Stephane Marchesin wrote:
Hi,
I was considering how complicated it can be to implement a texture
replacement policy, and then I had the following idea : we could make
use of hardware cocclusion queries on cards that support them to
determine actual texture usage and thus have a good texture replacement
policy. Here is a simplified view of how this could work :
- a usage counter is added to each texture
- each time a texture is bound, a query is started
- each time a texture is unbound, the counter is read back and added to
the corresponding texture counter
- after a number of frames, we are able to compute the number of pixels
actually contributed to by each texture, and thereby determine texture
usage on the fly. Then, we can use this information to move textures
to/from agp/video ram accordingly.
Given that occlusion queries are virtually free (at least when supported
by the underlying hardware) I think this approach could work quite well.

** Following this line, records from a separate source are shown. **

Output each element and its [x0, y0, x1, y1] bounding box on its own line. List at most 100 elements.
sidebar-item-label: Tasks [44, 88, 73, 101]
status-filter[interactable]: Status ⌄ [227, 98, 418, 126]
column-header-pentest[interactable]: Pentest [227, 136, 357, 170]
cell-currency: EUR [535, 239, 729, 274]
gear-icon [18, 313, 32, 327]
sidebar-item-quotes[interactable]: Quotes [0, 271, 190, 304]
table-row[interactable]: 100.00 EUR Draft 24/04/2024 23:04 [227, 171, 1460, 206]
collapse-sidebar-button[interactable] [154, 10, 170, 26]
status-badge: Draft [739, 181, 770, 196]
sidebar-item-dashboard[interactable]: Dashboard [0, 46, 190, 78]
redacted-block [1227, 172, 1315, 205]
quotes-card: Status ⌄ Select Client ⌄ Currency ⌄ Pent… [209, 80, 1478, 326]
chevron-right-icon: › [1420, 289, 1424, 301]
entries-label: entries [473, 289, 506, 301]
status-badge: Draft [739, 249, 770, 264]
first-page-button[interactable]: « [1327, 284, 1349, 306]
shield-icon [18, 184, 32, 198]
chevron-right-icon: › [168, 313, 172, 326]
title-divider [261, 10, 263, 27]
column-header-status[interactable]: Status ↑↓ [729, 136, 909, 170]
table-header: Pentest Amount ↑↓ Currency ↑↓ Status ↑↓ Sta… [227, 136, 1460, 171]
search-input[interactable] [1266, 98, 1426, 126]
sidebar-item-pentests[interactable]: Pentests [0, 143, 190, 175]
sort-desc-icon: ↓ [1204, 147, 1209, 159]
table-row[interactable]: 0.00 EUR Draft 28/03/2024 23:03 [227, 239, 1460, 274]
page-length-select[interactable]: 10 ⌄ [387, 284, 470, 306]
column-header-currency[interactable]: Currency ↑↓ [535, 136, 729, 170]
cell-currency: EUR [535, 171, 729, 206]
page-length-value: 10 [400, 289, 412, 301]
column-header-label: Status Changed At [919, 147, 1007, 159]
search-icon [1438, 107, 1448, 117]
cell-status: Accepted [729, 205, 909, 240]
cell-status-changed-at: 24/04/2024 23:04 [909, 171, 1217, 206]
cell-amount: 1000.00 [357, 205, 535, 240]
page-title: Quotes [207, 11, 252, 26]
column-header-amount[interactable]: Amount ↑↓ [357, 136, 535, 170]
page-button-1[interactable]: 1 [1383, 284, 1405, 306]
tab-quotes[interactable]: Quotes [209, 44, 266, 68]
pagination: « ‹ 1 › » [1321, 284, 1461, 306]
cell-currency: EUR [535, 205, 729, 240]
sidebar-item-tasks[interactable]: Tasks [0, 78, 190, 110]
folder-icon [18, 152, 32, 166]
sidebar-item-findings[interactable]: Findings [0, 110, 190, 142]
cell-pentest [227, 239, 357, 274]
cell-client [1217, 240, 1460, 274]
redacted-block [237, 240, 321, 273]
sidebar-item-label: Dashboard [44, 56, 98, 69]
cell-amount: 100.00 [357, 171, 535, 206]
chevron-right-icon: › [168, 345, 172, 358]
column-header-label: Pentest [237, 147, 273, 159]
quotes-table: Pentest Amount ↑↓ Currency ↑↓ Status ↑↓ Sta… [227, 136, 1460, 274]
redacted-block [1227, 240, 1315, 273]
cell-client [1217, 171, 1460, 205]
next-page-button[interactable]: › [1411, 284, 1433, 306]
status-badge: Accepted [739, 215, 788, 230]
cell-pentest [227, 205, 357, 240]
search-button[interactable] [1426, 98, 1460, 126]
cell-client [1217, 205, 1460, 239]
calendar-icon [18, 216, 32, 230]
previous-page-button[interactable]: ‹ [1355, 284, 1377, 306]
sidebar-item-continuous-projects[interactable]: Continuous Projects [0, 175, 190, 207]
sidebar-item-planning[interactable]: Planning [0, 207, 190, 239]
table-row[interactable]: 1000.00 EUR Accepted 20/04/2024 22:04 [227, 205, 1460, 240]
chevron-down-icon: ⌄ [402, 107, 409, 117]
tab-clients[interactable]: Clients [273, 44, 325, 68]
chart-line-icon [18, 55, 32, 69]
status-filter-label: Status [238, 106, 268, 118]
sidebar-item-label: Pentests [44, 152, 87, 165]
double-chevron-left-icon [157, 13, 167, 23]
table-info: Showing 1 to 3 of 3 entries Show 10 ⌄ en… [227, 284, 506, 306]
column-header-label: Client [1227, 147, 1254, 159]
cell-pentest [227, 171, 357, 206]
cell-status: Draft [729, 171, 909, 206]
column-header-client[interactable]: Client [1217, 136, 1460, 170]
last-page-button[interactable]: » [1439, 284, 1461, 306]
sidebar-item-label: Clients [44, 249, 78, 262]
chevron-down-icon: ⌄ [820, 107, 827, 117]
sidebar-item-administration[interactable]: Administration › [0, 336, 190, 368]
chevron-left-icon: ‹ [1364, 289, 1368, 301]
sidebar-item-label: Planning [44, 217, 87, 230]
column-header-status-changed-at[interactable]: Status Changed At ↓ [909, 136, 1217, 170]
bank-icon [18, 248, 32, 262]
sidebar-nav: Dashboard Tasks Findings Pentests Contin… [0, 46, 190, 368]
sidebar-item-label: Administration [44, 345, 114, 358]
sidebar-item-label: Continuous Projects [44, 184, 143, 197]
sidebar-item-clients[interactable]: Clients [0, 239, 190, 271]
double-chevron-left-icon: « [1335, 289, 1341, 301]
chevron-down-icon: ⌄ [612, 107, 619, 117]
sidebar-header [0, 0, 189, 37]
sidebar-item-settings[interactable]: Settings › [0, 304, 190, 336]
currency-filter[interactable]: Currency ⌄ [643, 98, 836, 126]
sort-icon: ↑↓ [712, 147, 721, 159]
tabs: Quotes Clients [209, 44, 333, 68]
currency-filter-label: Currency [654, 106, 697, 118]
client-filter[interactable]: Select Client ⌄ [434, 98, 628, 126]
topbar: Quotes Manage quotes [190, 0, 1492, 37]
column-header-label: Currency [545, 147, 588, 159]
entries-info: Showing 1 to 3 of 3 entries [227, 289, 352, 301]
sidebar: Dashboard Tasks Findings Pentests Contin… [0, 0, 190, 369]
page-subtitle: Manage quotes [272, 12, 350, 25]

It is also possible to extend it to multitexturing without too much
trouble. What do you think ?
An interesting idea. I have some doubts though it is worthwile to
implement this (though occlusion queries on their own certainly seem
useful). One reason I think it might not be too useful is because gart
texturing is not _that_ slow usually, so using feedback might be
overkill. Also, just because you know how many pixels are affected by a
texture doesn't really tell you how much memory bandwidth for texture
reads is necessary, it only gives you a rough idea (since there are
texture caches, and also the texture associated with an object might be
huge but reads only occur for a small mipmap etc.).
I think some mechanism not using any feedback (i.e. just counting how
many times a texture is used per frame and taking texture size into
account) would be quite acceptable for now - and in a world where xaa
wouldn't steal half your local video memory for pixmaps memory pressure
should be quite a bit lower too.
And while occlusion queries might be virtually free in terms of hardware
resources, the code might not look pretty.
I think at least newer gpus should probably have even more appropriate
performance counters if you really want to use a feedback mechanism.